Well, we’re nowhere near the formal start of spring, but if you know what to look for and you take the time to glance and listen, signs that spring is on the way are definitely out there.

Spring in our calendars may not be with us for another eight long weeks, but days are lengthening and this is the first stimulus for animals to get with the programme.

February is a bit of a gloomy month as far as I am concerned, so I always like to have a bright and positive outlook in January and I never, never attempt a resolution until well into March, by which time my resolve has well and truly dissolved.

So the slightly brightening horizon as I drive bleary-eyed eastward along the A3052 each morning gives me hope that, in a few weeks, my journey will not be so dark.

Blue *** are already prospecting for nest sites, with males battling over the best locations. And this morning was the first time the birds in the grounds here at Knowle have paid the morning chorus any serious attention.

Robins, dunnock, blackbirds and wrens were bashing out a few chords and the graceful notes of a song thrush could clearly be picked out amongst the hubbub.

Song thrushes are widely regarded for their morning call, a melodic flute-like song with a characteristically repeated phrases. Threes are the key, with the thrush reprising each short sequence three – or sometimes four - times before moving on to the next. They have such strong songs that it takes them some weeks to build up from what is currently a weak and short burst of song, to their full ebullient best. If anything can drive away the winter blues, it’s the promise of that soon to come!

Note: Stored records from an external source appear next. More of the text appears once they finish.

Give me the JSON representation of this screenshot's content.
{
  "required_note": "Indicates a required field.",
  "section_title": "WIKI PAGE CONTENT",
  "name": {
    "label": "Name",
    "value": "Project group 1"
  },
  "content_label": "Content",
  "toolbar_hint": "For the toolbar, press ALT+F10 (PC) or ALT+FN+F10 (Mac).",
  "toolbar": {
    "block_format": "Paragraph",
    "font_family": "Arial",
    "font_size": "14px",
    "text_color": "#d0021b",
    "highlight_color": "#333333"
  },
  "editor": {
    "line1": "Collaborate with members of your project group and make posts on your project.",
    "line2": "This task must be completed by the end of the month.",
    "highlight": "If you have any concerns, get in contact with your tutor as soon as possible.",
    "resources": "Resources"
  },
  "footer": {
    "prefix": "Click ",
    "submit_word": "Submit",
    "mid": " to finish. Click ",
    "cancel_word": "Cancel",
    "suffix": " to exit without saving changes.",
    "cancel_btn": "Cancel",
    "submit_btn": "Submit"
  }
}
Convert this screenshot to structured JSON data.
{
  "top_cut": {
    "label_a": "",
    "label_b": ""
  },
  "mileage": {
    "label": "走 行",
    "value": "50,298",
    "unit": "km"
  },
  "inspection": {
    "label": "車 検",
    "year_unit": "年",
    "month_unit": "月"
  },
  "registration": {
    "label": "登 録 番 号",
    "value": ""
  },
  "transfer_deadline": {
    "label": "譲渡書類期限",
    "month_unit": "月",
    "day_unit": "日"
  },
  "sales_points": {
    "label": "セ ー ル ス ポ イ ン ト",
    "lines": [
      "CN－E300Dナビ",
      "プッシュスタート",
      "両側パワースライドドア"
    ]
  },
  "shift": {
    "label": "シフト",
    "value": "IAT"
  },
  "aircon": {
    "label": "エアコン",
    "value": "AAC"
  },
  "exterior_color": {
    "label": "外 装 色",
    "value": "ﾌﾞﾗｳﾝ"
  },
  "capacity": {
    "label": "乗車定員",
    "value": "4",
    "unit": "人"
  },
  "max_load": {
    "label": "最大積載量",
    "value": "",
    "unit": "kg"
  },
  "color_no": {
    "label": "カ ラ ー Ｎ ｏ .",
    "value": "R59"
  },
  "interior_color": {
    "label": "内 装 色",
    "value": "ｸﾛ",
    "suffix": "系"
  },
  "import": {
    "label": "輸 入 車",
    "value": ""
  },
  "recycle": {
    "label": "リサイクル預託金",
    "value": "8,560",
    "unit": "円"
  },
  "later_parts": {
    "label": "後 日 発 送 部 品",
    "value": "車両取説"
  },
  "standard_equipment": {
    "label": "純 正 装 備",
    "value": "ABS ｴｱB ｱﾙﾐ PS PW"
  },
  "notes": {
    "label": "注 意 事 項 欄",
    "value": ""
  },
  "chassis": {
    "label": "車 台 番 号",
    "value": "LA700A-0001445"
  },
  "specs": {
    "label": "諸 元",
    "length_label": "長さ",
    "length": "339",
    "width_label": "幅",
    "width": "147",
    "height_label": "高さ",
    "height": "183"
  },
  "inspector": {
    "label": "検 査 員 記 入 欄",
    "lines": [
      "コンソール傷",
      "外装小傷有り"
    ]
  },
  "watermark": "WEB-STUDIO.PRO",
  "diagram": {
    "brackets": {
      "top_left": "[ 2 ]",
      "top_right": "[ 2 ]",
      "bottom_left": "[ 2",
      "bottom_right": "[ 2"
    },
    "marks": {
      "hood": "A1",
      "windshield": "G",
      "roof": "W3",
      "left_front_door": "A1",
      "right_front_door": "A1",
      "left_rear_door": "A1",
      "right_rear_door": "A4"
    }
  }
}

A nuthatch was also joining in with the commotion this morning, adding a staccato punctuation to the end of the chorus after the other birds had settled down. Their call is hard to describe, but, once recognised, you will pick it out anywhere, just like the smell of a fox!

The hard winter we experienced this year, with two periods of settled snow and long swathes of sub-zero temperatures, will have had a massive impact on our local wildlife, some for the worse and some positive.

Small birds, like the well-known Dartford Warbler, may well be hit hard by the icy chill. These little birds are tiny, which means they need to eat more in cold weather to survive. However, they are also, mainly, insectivores, which means their winter diet of the odd hidden spider or other forgotten morsel, is even harder to come by.

The much more familiar long-tailed tit is a bird in a similar predicament. The long-tailed tit, however, has the ability to breed prodigiously to recover from winter losses, whereas the Dartford Warbler is in a vulnerable position, due to habitat fragmentation and loss.

Losses from one isolated site might not be made up by in-migration of new birds if there are no other breeding sites locally. It will be an important year for us all to keep an eye on these little beauties on the pebblebeds.

Some species, like dormice, on the other hand, will have benefited from us having a ‘proper’ winter.

Any species, which has evolved to spend the hard times in the deep sleep of torpor, will fare better if the temperatures remain low through the winter period.

Dormice lack an organ called the ceacum, a part of the stomach that other small mammals use to digest tough cellulose. This means that dormice need to eat food high in protein, and cannot resort to subsisting on grass or other plant material if this runs out.

So dormice take the seemingly lazy glutton’s option of stuffing themselves to bursting point in autumn and sleeping all the way through to spring, surviving on all that stored fat. Just like we can do after the Christmas excess!

So, while the dormice has gambled everything on a good long sleep, if temperatures rise before a time of year when food is available for the little animals, then they will waste valuable stored fat bringing themselves out of a deep sleep, and, possibly, even die if the false alarm is raised too often.

Finally, a word of caution for gardeners and pond owners. There may well be stories in the press about mass frog deaths, due to the cold winter we’ve just had. But, if you come across what seems to be a dead frog while you are doing a spot of New Year gardening, leave the poor fellow where you find him.

Frogs take a long time to come out of the state of hibernation they drop into when things get really hard, and so you may well be disposing of a healthy frog which just looks (and feels) like a corpse.

Unless there is obvious necrosis in the animal, it’s best to leave it in the place you found it and keep everything crossed that he wakes up in a few days’ time!

The lime green leaves of snowdrops are just beginning to peep out of the frozen soil; before we know it, winter will be a distant memory and we’ll be well on the way to the celebration of nature that is spring!